Tour Scotland photographs and videos from my tours of Scotland. Photography and videography, both old and new, from beautiful Scotland, Scottish castles, seascapes, rivers, islands, landscapes, standing stones, lochs and glens.
Tour Scotland Travel Video Clan Douglas Tower Scottish Borders
Tour Scotland wee travel video Blog of a Clan Douglas Tower on ancestry visit to the Borders of Scotland. The tower was granted to Archibald Douglas, Earl of Wigtown around 1423. It was incomplete at this time and work continued until about 1475. The present battlements and two square caphouses date from about 1600. After the fall of the Black Douglases the Tower was held by the crown, and in 1473 it was given to Margaret of Denmark, wife of King James III. It was unsuccessfully besieged by an English army in 1547, but was burnt the following year. In 1645, during the Wars of the Three Kingdoms, 100 royalist followers of the Marquis of Montrose were shot in the barmkin of Newark after the Battle of Philiphaugh. The Tower was altered for Anne Scott, 1st Duchess of Buccleuch at the end of the 17th century. It was visited by Sir Walter Scott and William and Dorothy Wordsworth in 1831. The Tower is believed to be haunted by the souls of women and children murdered by brutal soldiers at the site, who are heard each year on September 13th.

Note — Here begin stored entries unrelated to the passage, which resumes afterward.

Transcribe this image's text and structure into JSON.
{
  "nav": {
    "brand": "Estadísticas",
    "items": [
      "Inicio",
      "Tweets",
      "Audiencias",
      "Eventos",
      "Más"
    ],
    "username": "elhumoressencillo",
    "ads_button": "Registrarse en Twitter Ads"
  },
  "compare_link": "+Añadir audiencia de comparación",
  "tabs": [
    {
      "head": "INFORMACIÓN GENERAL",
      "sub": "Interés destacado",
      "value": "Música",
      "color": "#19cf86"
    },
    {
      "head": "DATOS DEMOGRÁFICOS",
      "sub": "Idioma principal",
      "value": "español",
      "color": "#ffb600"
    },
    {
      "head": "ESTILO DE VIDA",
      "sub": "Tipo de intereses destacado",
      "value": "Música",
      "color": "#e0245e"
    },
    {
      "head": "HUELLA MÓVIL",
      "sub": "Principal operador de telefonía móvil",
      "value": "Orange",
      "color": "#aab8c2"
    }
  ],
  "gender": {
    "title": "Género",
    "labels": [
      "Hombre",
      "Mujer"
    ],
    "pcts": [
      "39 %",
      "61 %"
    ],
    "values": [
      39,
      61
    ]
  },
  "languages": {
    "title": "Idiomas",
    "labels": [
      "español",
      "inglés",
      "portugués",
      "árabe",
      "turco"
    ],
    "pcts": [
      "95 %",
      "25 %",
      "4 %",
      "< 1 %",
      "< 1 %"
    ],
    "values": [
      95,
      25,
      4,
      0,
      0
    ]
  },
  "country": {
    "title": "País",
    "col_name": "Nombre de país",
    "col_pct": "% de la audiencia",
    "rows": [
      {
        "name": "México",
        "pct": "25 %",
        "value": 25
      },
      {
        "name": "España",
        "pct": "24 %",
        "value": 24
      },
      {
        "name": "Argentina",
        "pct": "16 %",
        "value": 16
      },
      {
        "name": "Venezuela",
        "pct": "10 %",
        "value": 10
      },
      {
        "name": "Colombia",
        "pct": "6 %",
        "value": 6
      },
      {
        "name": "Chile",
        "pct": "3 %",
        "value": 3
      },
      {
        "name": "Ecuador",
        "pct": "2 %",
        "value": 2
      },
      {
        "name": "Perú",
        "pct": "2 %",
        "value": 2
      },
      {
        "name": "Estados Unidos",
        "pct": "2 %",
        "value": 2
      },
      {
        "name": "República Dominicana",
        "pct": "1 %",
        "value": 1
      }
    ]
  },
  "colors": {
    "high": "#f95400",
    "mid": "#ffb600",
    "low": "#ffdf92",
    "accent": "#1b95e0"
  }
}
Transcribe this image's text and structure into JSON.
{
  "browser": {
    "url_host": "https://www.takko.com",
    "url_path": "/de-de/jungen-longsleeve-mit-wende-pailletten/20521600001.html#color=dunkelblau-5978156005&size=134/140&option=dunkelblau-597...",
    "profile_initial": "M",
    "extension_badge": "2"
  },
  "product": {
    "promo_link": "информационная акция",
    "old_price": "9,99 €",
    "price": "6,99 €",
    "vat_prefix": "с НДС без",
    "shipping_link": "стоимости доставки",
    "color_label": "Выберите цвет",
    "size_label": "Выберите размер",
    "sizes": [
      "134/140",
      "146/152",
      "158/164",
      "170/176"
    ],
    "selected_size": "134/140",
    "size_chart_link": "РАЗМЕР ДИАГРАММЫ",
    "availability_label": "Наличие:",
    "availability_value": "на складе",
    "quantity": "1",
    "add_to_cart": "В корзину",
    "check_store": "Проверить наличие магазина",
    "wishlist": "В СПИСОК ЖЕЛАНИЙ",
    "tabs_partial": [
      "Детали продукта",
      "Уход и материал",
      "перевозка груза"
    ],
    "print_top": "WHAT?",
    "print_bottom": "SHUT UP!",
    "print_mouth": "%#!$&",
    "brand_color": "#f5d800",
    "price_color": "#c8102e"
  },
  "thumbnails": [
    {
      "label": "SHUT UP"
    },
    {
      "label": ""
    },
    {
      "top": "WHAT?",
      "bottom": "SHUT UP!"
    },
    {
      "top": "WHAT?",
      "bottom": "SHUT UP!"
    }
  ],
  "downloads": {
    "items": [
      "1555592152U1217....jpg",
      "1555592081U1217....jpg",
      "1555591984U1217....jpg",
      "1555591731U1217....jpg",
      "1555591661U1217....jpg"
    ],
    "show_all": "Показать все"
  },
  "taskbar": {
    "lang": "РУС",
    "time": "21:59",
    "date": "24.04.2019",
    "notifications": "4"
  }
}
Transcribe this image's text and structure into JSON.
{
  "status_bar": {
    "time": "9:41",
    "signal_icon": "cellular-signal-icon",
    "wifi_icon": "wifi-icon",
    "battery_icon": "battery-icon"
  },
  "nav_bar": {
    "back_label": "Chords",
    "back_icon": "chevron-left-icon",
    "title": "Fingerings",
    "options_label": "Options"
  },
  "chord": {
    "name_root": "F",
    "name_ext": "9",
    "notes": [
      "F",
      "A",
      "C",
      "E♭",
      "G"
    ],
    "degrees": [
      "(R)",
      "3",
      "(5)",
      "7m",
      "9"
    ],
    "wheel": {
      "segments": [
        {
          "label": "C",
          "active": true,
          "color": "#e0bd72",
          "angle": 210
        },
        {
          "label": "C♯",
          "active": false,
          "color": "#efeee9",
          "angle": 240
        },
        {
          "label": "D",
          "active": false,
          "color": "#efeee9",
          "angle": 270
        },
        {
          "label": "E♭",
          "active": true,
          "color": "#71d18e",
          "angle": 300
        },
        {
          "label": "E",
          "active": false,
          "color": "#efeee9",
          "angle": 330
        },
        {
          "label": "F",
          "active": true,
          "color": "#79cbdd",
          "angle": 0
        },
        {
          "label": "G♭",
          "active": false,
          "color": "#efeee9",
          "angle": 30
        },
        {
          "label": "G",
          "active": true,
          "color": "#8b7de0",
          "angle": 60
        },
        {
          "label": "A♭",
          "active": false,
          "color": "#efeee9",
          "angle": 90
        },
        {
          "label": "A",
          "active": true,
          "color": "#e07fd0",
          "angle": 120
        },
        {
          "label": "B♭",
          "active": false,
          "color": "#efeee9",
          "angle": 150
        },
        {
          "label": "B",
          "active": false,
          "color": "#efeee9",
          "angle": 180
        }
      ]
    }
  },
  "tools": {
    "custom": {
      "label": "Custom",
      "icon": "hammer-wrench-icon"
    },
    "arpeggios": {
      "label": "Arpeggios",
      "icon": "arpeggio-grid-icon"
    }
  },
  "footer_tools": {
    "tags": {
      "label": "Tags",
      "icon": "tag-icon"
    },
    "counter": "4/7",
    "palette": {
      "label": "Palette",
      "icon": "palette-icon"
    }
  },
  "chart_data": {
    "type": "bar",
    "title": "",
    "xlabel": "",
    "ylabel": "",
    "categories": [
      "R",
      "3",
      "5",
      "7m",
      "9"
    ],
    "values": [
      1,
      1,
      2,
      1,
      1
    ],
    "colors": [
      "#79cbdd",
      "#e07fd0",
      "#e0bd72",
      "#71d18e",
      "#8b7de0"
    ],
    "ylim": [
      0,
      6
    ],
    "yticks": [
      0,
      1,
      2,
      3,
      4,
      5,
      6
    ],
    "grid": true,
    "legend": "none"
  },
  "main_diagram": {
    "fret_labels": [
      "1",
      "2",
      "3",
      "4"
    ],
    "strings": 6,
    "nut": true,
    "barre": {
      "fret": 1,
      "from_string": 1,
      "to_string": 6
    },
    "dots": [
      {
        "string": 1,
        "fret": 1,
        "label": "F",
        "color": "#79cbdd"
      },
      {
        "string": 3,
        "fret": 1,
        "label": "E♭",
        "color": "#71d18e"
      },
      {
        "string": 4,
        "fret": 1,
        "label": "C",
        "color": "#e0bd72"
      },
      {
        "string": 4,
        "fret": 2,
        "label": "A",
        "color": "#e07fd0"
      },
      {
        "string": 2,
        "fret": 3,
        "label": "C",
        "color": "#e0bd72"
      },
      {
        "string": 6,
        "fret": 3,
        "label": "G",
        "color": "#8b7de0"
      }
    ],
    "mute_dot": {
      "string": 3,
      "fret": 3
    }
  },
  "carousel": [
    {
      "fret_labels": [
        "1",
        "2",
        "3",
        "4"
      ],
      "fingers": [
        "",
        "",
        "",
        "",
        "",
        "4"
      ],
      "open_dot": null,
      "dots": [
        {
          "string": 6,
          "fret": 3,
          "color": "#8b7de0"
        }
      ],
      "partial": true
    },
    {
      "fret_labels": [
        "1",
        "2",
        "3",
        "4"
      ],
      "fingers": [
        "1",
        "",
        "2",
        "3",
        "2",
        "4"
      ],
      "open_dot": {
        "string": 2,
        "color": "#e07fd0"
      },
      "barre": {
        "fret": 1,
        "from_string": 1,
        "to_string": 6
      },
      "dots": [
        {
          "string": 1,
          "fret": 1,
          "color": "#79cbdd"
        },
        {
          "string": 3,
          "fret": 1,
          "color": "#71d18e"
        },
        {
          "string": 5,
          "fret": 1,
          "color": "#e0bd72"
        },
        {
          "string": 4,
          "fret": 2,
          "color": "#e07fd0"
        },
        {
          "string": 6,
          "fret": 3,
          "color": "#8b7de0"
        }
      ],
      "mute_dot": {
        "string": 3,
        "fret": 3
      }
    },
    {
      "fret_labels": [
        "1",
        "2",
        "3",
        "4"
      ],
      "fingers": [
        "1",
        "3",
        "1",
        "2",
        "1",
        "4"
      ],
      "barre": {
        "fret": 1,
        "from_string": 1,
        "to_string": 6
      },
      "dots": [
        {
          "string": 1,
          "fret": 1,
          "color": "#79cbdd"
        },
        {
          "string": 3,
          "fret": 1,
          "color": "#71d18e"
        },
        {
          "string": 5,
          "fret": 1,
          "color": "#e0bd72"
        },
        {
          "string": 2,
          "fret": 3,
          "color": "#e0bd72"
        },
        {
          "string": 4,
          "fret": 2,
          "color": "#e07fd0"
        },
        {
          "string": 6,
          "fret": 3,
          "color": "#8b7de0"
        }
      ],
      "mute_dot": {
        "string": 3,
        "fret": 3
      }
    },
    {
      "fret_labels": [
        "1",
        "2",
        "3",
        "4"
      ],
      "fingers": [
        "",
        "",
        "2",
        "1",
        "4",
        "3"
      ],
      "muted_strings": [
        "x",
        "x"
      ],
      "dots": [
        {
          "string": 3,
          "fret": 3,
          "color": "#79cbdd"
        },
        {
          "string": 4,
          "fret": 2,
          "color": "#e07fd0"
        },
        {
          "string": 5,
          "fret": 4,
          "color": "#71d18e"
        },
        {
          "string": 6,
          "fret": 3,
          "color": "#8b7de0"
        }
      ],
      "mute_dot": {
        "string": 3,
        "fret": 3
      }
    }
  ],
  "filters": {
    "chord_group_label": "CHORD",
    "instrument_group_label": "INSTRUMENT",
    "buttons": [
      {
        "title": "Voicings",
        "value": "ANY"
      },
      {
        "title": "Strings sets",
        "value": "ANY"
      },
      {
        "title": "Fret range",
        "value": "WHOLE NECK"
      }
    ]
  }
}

The surname Douglas was first found in Moray, where the progenitor of the Clan is thought to be Archibald of Douglasdale, born 1198, died 1239. The Douglasses of Drumlanrig claim descent from Sir William Douglas, who was granted the lands of Drumlanrig in 1412 by King James I. The grandson of Archibald Douglasdale, known as William the Hardy, served as a companion-in-arms to William Wallace, the patriot leader of the Scottish wars of Independence. His two sons carried on his noble reputation. The first, William, was the progenitor of the Douglases of Morton and was granted the Earldom of Morton in 1458 by King James II. The second, Andrew, and his family became known as the Black Douglases.